Laghmani: More than that: he acted as if he had invented it. In one famous speech he said, ″You are many small, individual pieces; I will turn you into a nation.″ On this basis, the state can only really be comprehended as something transcendental. Because the state is weak now, he has to negotiate, about almost everything with almost everyone. And so he isn′t managing to create an identity. The cause of this problem is very simple: it isn′t citizens who established the state. But rather the state that has created its citizens.
And so the citizens don′t take any responsibility?
Laghmani: Precisely – because the state remains somebody else′s state, not mine. The first public telephones were erected in the early 1990s, here on the street, like everywhere in the world. But people dismantled them, or took the receivers home with them. And how did the state respond? Instead of leaving the phones on the street, it set up private telephone shops. And of course this behaviour stopped; but why? Because it wasn′t public property they were dealing with any more, but private. You′ve got to be careful with that, because it belongs to someone. We still have the same phenomenon today, in a different form. It indicates a delay in the formation of a national consciousness.
How can one make up for this delay?
Laghmani: First of all, you would have to establish local democracy. The people must see that the person who has power also represents them. With the local elections [expected to take place at the end of 2016 – Ed.], this will slowly start to change. National consciousness is constructed from the top down. You can′t do it the other way round, as we have seen.
Looking at the way things have developed in recent years, you could get the impression that the population is still looking for a strong man to head the state, a kind of father figure. Where does this come from?
Laghmani: It′s a question of political culture. There′s a very deep-rooted idea that politics is not a mechanism of rules and laws, but a characteristic of the ruler. This also means that people don′t expect justice to be dispensed by laws, but by a person. Comprehending justice as a personal attribute is a negation of justice itself. In 2011, many Tunisians voted for Ennahdha because they regarded the party′s representatives as devout. So politics are reduced to the moral characteristics of individuals. We must break with this logic.
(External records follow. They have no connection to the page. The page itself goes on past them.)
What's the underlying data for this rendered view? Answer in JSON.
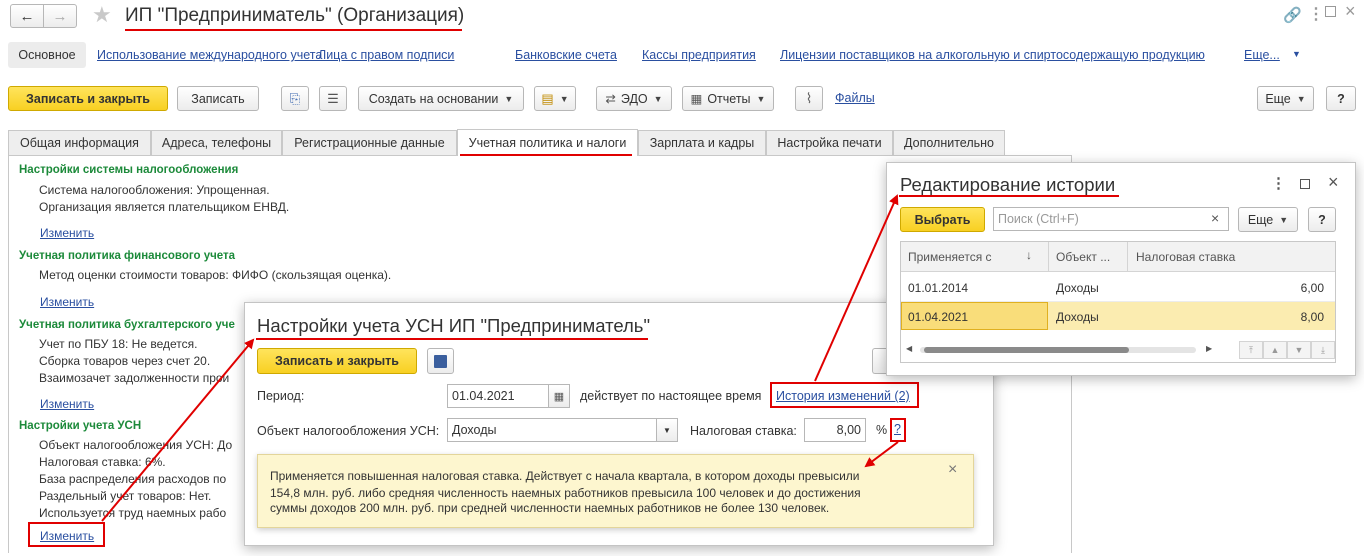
{
  "window": {
    "title": "ИП \"Предприниматель\" (Организация)"
  },
  "nav_links": {
    "main": "Основное",
    "items": [
      "Использование международного учета",
      "Лица с правом подписи",
      "Банковские счета",
      "Кассы предприятия",
      "Лицензии поставщиков на алкогольную и спиртосодержащую продукцию",
      "Еще..."
    ]
  },
  "toolbar": {
    "save_close": "Записать и закрыть",
    "save": "Записать",
    "create_based": "Создать на основании",
    "edo": "ЭДО",
    "reports": "Отчеты",
    "files": "Файлы",
    "more": "Еще",
    "help": "?"
  },
  "tabs": [
    "Общая информация",
    "Адреса, телефоны",
    "Регистрационные данные",
    "Учетная политика и налоги",
    "Зарплата и кадры",
    "Настройка печати",
    "Дополнительно"
  ],
  "sections": {
    "tax_system": {
      "title": "Настройки системы налогообложения",
      "lines": [
        "Система налогообложения: Упрощенная.",
        "Организация является плательщиком ЕНВД."
      ],
      "link": "Изменить"
    },
    "fin_policy": {
      "title": "Учетная политика финансового учета",
      "lines": [
        "Метод оценки стоимости товаров: ФИФО (скользящая оценка)."
      ],
      "link": "Изменить"
    },
    "acc_policy": {
      "title": "Учетная политика бухгалтерского уче",
      "lines": [
        "Учет по ПБУ 18: Не ведется.",
        "Сборка товаров через счет 20.",
        "Взаимозачет задолженности прои"
      ],
      "link": "Изменить"
    },
    "usn": {
      "title": "Настройки учета УСН",
      "lines": [
        "Объект налогообложения УСН: До",
        "Налоговая ставка: 6%.",
        "База распределения расходов по",
        "Раздельный учет товаров: Нет.",
        "Используется труд наемных рабо"
      ],
      "link": "Изменить"
    }
  },
  "usn_dialog": {
    "title": "Настройки учета УСН ИП \"Предприниматель\"",
    "save_close": "Записать и закрыть",
    "period_label": "Период:",
    "period_value": "01.04.2021",
    "valid_text": "действует по настоящее время",
    "history_link": "История изменений (2)",
    "object_label": "Объект налогообложения УСН:",
    "object_value": "Доходы",
    "rate_label": "Налоговая ставка:",
    "rate_value": "8,00",
    "percent": "%",
    "help": "?",
    "tooltip": [
      "Применяется повышенная налоговая ставка. Действует с начала квартала, в котором доходы превысили",
      "154,8 млн. руб. либо средняя численность наемных работников превысила 100 человек и до достижения",
      "суммы доходов 200 млн. руб. при средней численности наемных работников не более 130 человек."
    ],
    "tooltip_close": "×"
  },
  "history_dialog": {
    "title": "Редактирование истории",
    "select": "Выбрать",
    "search_placeholder": "Поиск (Ctrl+F)",
    "more": "Еще",
    "help": "?",
    "columns": [
      "Применяется с",
      "Объект ...",
      "Налоговая ставка"
    ],
    "rows": [
      {
        "date": "01.01.2014",
        "object": "Доходы",
        "rate": "6,00"
      },
      {
        "date": "01.04.2021",
        "object": "Доходы",
        "rate": "8,00"
      }
    ]
  },
  "colors": {
    "accent_yellow": "#f8d022",
    "section_green": "#1c8a3a",
    "link_blue": "#2a4fa0",
    "highlight_red": "#e00000",
    "selected_row": "#fbecb0"
  }
}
Today, Tunisia is in a kind of process democracy. Elections are held and laws passed, but the people follow a different logic. How can that be changed?
Laghmani: It′s a question of experience, of creating an awareness of the difference between politics and the moral qualities of individuals, between the common good and the canonisation of individuals. The political class, from right to left, needs to become just as aware of this as the citizens.
So even politics is still stuck in the old way of thinking?
It′s primarily responsible for it. We′re talking about political consciousness, which should really be present in politics most of all. However, that′s where it exists least. That is one of the main causes of my pessimism: the majority of the political class hasn′t changed, even though there′s been a revolution. Tunisians will no longer accept a repressive power, but that′s where commonality ends. What power do they want? You′ll hear many answers to that, but they always relate to individual interests, not national ones. The absence of civic consciousness is striking. We′ve come halfway, but the other half still lies before us. We need to establish political consciousness.
Interview conducted by Sarah Mersch
© Qantara.de 2016
Translated from the German by Charlotte Collins
Slim Laghmani teaches legal and political philosophy, constitutional law and international law at the University of Carthage in Tunisia.